I was fortunate myself, getting out of New York City a day earlier than planned on the second-to-last train to leave before Grand Central Terminal closed down. I had planned to stay in the city an extra day, visiting my daughter, but figured if I didn’t get out Sunday I’d be stuck there through midweek. As of Wednesday, there was still no train service, so I would have been camping out at my friends’ apartment, playing board games by candlelight, which is how they spent most of last week.
My daughter was more fortunate, never losing power at her midtown dorm. And with schools closed throughout New York City, she and her dancer colleagues caught up on their sleep. “We’ve all been napping,” she told us in one of her many storm and post-storm updates.
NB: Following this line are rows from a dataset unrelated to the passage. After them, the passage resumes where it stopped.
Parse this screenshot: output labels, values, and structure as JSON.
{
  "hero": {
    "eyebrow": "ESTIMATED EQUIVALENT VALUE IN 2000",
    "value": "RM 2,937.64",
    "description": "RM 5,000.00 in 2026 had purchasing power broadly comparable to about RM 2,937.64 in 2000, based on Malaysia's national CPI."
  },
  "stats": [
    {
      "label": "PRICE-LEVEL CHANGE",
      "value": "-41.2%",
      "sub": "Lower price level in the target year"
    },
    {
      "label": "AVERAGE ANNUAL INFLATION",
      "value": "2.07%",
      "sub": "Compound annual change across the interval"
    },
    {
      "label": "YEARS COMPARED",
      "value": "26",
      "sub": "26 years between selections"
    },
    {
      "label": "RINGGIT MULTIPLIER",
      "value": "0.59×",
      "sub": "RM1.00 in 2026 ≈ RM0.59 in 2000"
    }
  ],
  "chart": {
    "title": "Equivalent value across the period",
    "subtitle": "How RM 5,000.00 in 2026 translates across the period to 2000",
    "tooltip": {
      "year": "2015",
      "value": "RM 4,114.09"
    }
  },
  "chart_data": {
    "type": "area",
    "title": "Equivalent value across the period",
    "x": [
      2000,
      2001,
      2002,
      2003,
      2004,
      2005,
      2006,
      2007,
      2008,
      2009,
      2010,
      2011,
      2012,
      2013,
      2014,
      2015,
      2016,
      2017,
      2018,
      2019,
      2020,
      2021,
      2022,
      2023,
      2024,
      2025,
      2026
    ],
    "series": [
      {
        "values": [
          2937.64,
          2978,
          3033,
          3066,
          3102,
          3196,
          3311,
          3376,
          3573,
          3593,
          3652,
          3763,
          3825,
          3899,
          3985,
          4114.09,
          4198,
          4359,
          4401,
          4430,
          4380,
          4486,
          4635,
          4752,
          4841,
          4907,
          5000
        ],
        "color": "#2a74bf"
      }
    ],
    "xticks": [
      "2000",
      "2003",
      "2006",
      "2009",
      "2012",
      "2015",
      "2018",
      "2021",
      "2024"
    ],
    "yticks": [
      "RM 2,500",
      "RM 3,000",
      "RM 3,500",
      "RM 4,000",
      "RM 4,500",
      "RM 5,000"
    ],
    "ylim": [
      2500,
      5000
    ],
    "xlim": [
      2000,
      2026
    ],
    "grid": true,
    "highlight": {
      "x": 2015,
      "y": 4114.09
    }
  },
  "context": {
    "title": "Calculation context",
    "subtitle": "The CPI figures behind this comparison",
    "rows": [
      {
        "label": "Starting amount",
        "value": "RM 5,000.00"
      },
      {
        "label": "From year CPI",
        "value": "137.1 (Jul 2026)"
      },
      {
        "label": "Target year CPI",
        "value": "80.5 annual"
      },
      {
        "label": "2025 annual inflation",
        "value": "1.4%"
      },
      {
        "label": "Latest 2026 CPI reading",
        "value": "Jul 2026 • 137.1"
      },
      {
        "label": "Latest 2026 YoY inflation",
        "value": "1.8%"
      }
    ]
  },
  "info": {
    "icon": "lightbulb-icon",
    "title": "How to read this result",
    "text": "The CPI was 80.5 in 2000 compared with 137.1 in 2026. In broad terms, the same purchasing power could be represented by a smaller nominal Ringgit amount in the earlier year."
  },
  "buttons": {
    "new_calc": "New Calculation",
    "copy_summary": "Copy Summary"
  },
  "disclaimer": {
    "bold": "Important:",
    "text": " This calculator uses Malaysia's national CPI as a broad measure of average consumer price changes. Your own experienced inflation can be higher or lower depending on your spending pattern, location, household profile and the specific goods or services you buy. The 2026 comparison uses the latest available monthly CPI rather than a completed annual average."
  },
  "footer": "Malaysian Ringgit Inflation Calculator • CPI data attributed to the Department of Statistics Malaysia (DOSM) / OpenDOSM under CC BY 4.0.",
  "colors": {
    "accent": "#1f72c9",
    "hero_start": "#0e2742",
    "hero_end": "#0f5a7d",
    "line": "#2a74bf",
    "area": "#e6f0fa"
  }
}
During the height of the windstorm the residents sheltered in the downstairs lounge, but after a few hours they were allowed to go back to their rooms.
We’ve all seen the photos from the city — subway tracks flooded, tunnels filled with water, water pouring through doors and over streets. The power of water is awesome, and seeing images of cars pushed around, boardwalks smashed, beaches and dunes rearranged, and streets buckled is frightening. My brother’s New Jersey neighborhood saw floods, fires and power outages; my mom in Connecticut couldn’t get out of her driveway to get to a shelter because of the trees and wires tangled together.